保護施設にいる男の教育と実情をその目で見ている。


「あんなのが男な訳がない。

アレは、悪魔だ!」

「彼の談だが、

認知能力に男女差はないと言うぞ。

単純に教育の差だと。

 どんな記憶が埋め込まれたら、

ああなるんだろうな。

その辺りを詳しく知りたい。」


 バネロは舌なめずりしそうな顔で笑う。

バネロは最古参と言うこともあり、

軍部と交通機関の部門の長だ。


「それはそうと、

アレをうちであずかるんですか?」


 時間がないと言った女性が自信なさげに言う。

彼女はレオ。

製造、食料に関する部門の長だ。

彼女は続ける。


「ロボットを作る要求、でしたね。

理由をつけて後回しにしますか?」

「むしろ、先にやらせても良いんじゃないか?

どんなロボットを作るか見たい。

 搾精のロボットと言うことだが、

我々を脅せるほどの兵器を作るのかも知れん。」

「バネロ様、脅かさないでください。

それは冗談でも危険すぎます。」


 レオはおどおどと狼狽えはするものの、

しっかり物は言う。


「私も危険なものにおもえました。

アレを監禁しているホテルを襲って拘束しますか?

今なら二十分もあれば完了します。」

「そんなに急くな、リンキー。

今逃げられても困る。

また軍部のロボット兵が減ってしまうぞ。」


 バネロにたしなめられたリンキーは、

経済と気象、

特に『オメガ』の動向を監視する部門の長だ。


「私としてはあの遺伝子をたどって、

近い者の認知能力を計りたいですね。

 もし、アレ血縁者も優秀なら、

是非DNAサンプルを保存しておきたい。

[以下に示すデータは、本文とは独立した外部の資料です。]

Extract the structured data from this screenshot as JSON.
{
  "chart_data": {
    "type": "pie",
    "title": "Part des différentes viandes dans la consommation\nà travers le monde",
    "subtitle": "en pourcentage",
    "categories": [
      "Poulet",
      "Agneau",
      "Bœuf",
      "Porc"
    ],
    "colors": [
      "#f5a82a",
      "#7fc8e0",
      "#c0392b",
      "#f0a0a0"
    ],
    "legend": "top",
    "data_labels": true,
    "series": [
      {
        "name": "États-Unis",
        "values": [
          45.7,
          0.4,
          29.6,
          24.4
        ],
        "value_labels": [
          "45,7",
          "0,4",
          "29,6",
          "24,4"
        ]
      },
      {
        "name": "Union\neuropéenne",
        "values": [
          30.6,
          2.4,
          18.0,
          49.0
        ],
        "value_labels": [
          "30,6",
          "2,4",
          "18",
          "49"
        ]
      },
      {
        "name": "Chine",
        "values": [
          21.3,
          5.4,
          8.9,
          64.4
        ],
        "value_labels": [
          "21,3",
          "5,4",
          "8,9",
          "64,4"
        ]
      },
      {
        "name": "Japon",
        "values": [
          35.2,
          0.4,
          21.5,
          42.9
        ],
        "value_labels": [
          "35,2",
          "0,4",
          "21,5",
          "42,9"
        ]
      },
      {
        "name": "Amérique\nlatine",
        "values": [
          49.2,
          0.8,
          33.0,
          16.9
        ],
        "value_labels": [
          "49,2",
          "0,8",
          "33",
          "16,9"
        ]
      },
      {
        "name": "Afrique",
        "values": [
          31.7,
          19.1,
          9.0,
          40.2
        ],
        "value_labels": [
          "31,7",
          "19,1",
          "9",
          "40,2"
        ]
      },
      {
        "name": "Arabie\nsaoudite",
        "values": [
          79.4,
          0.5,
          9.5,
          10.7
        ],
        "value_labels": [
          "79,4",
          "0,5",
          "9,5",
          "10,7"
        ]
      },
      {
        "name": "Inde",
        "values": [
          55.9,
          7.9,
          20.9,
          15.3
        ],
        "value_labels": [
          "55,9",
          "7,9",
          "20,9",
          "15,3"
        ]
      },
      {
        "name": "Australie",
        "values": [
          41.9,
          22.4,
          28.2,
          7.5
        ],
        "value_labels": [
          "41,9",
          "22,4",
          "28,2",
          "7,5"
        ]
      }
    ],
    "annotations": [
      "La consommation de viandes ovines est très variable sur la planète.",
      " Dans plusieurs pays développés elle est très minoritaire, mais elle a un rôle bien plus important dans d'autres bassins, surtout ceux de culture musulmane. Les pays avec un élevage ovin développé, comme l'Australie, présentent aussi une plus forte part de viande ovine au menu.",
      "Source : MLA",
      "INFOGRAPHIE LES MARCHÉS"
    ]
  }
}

」


 腕を組み、そう言う女性の名はライト。

彼女はライフラインを管理している部門の長だ。

彼女自身は開発に携わりたかったと言う程、

化学に傾倒している。


「彼の案がなければ、

私は壁の外の住人を男と同じように保護施設に入れて管理する案を提案するつもりだった。

それよりあれの方が良い案だ。

 あの頭脳はもう少し利用できる。

処理は後でも良い。

ただ、監視は続けろ。

何かあったら頭は守れ。

記憶データが欲しいしな。」


 バネロはそう言いながら席を立った。


「今日は解散だ。

明日から皆、

寝る間も惜しんで働いて貰うぞ。

 まったく、

身体を改造して無理矢理に長生きした甲斐があった。

今日ほど笑ったのはいつぶりだろうか。」


 この国の平均寿命は、約三十八歳。

七十二歳のバネロの身体改造は大部分に及ぶ。

彼女自身が無理矢理と言うほど、

無茶な施術も多数していた。

 彼女自身が正常な遺伝子を持った少ない人材だからだ。

遺伝子的多様性を少しでも保つため、

正常な遺伝子を持った女性には長くたくさん出産してもらう必要がある。

 彼女は自分から進んで、

少しでも良くなれば、と言い。

卵子を数十個提供し、

自身でも八人の子どもを産んでいる。

 閉経後もこうして国政に力を注ぎ、

世界の危機を救うため人生を賭してきた人物だ。


「もう絶望を眺め続けるのはうんざりなんだ。

この希望に私は余生も後生も賭けたい。」


 バネロはそう呟いて部屋を出た。